Un vrai risque de frustrations

"Transformons la colère en solutions". "C’est une lettre étonnante puisqu’elle fait cinq pages avec des questions très concrètes sur les thèmes définis, estime Véronique Jacquier. Exemple : la fiscalité. « Quels impôts faudrait-il baisser en priorité ? » demande le chef de l’état. Les français vont répondre tous les impôts ! Autre question : sur les services publics. « Faut il supprimer certains services publics qui seraient dépassés ou trop chers ? » Alors là, cela se corse pour la réponse. Il faut que les Français soient capables de faire un audit des services publics !" Il est fort probable qu’une bonne partie des personnes interrogées réponde qu’il n’y a pas de services publics dépassés, mais seulement des services publics mal utilisés.
Et ensuite ? Que se passera-t-il ? "Soit Emmanuel Macron tient compte de toutes les remontées et il sera sans doute contraint dans sa politique, détaille Véronique Jacquier. Ce n’est pas le but recherché puisqu’il ne veut pas changer de cap. Soit il ne tient pas compte des résultats du grand débat national. La crise des Gilets Jaunes perdure et le débat engendrera beaucoup de frustration."
 
Mais certains Gilets Jaunes disent déjà que le débat national ne les intéresse pas. Ils réclament du concret, comme une baisse de la TVA sur les produits de première nécessité. Dans sa lettre Emmanuel Macron affirme qu’il n’y a pas de débat interdit, y compris sur l’immigration. Mais quel crédit accorder aux résultats du débat si une majorité de Gilets Jaunes refusent de participer et si une majorité de Français s’en désintéresse ? "L’organisation de ce débat national est encore floue. C’est un comble alors que cela commence demain !" Tout semble reposer sur les épaules des maires. Les réunions locales doivent être déclarées sept jours avant leur tenue. Les élus ont reçu un kit avec des statistiques et des données démographiques et économiques pour éviter que les discussions ne s’égarent… C’est individuellement que les Français engagés dans le grand débat vont chercher des solutions. "Mais collectivement allons nous en trouver ? En sommes-nous capables ? C’est un autre débat…"

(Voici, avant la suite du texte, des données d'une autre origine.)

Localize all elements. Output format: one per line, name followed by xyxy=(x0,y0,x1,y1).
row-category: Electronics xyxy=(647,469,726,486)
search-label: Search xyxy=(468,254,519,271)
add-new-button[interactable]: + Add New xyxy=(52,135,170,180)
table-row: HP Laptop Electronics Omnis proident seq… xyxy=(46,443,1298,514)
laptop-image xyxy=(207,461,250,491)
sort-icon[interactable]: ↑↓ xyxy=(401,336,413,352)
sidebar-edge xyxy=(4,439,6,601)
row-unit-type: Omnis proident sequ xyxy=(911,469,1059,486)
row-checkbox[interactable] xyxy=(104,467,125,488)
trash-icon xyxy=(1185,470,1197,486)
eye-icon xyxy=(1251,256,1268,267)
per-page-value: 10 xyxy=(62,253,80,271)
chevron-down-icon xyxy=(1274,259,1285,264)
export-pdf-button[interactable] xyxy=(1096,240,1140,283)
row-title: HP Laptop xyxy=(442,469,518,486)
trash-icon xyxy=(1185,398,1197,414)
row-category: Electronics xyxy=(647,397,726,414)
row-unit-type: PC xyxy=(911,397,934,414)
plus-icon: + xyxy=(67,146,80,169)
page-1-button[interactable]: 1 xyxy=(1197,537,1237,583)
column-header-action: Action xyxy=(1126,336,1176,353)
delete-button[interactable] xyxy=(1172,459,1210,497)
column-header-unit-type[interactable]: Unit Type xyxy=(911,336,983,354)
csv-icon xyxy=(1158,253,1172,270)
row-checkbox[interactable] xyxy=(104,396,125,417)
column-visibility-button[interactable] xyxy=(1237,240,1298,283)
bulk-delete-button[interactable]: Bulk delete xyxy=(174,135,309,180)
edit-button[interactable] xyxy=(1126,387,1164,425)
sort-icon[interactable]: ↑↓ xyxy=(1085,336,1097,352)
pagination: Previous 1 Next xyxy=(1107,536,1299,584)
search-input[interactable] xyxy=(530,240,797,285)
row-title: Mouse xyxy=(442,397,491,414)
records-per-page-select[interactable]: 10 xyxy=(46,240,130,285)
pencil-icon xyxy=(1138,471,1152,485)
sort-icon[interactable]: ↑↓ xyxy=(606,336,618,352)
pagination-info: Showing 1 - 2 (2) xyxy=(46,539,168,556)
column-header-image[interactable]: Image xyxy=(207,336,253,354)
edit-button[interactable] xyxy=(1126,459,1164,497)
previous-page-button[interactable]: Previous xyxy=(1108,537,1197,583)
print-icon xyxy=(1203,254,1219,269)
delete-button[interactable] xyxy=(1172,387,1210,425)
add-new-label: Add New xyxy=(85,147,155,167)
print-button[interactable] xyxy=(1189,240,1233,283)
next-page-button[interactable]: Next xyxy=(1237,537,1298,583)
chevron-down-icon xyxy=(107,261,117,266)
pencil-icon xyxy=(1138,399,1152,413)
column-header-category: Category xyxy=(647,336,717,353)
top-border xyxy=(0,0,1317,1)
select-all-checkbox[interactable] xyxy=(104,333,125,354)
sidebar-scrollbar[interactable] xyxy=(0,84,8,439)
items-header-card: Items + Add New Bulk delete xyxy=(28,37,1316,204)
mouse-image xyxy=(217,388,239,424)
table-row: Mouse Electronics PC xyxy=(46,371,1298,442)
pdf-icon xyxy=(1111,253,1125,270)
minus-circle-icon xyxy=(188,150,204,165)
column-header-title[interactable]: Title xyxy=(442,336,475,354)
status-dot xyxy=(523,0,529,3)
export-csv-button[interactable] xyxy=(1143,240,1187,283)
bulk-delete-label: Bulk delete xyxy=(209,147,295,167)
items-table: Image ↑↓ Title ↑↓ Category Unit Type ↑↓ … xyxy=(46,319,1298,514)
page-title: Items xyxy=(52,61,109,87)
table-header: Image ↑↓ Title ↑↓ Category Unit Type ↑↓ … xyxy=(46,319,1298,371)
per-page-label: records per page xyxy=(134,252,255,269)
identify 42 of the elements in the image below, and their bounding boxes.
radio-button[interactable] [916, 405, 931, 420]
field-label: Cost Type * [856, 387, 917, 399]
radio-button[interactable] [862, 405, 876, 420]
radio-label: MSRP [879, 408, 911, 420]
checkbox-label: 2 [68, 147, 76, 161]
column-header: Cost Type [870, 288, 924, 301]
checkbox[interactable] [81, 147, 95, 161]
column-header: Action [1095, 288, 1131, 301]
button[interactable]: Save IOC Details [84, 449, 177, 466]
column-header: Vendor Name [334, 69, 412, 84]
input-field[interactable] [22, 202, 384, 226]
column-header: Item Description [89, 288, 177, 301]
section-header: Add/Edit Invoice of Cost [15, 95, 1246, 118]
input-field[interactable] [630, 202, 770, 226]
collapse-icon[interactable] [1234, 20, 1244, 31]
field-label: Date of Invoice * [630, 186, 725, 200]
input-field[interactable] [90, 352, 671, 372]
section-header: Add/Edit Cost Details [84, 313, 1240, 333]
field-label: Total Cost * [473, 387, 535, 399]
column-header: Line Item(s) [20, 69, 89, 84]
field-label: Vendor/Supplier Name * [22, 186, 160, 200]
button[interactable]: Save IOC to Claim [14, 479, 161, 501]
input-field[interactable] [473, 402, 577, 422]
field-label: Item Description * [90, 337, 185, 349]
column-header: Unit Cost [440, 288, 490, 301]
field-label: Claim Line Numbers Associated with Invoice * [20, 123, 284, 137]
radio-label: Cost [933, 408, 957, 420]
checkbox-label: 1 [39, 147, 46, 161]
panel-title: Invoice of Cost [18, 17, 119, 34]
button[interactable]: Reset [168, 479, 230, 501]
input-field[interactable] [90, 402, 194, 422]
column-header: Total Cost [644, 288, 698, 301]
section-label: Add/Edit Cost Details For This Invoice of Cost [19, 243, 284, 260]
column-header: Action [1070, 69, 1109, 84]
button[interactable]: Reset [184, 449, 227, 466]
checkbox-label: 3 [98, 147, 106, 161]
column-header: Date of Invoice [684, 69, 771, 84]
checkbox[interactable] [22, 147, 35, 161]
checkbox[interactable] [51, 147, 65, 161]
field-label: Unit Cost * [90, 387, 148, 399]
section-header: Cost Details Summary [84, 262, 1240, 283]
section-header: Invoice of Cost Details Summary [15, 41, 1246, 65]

Les maires seuls en première ligne

"Nous n’avons absolument pas de kit en mairie qui soit arrivé, souligne pour sa part Daniel Barbe, maire de Blasimon et président de l’Association des Maires Ruraux de Gironde. À l’heure où nous parlons, nous n’avons reçu absolument aucune directive. Ce qui me fait peur, une fois regardé ce courrier envoyé au Français, c’est que nous avons des questions dirigées, qui semblent vouloir amener les Français à faire ce qu’Emmanuel Macron souhaite. Le pouvoir d’achat n’est pas abordé, il n’y a pas une question sur les augmentations de salaires et des retraites.

L’autre question absente, c’est l’injustice fiscale, le retour de l’ISF. C’est quelque chose qui est ressorti systématiquement. Les gens qui viendront dans ces réunions vont tout mettre sur la table. Comment allons-nous faire remonter tout cela ? Je ne sais pas très bien. Comment un maire peut-il se retrouver tout seule ne première ligne ? Certains de mes collègues ne sont pas prêts à organiser ces débats. Il faut que nous ayons des élus, des députés et des hauts fonctionnaires à nos côtés. Je ne veux pas être pris en otage ; je suis un facilitateur de débats, car il faut que ces personnes entendent ce malheur existant actuellement en France."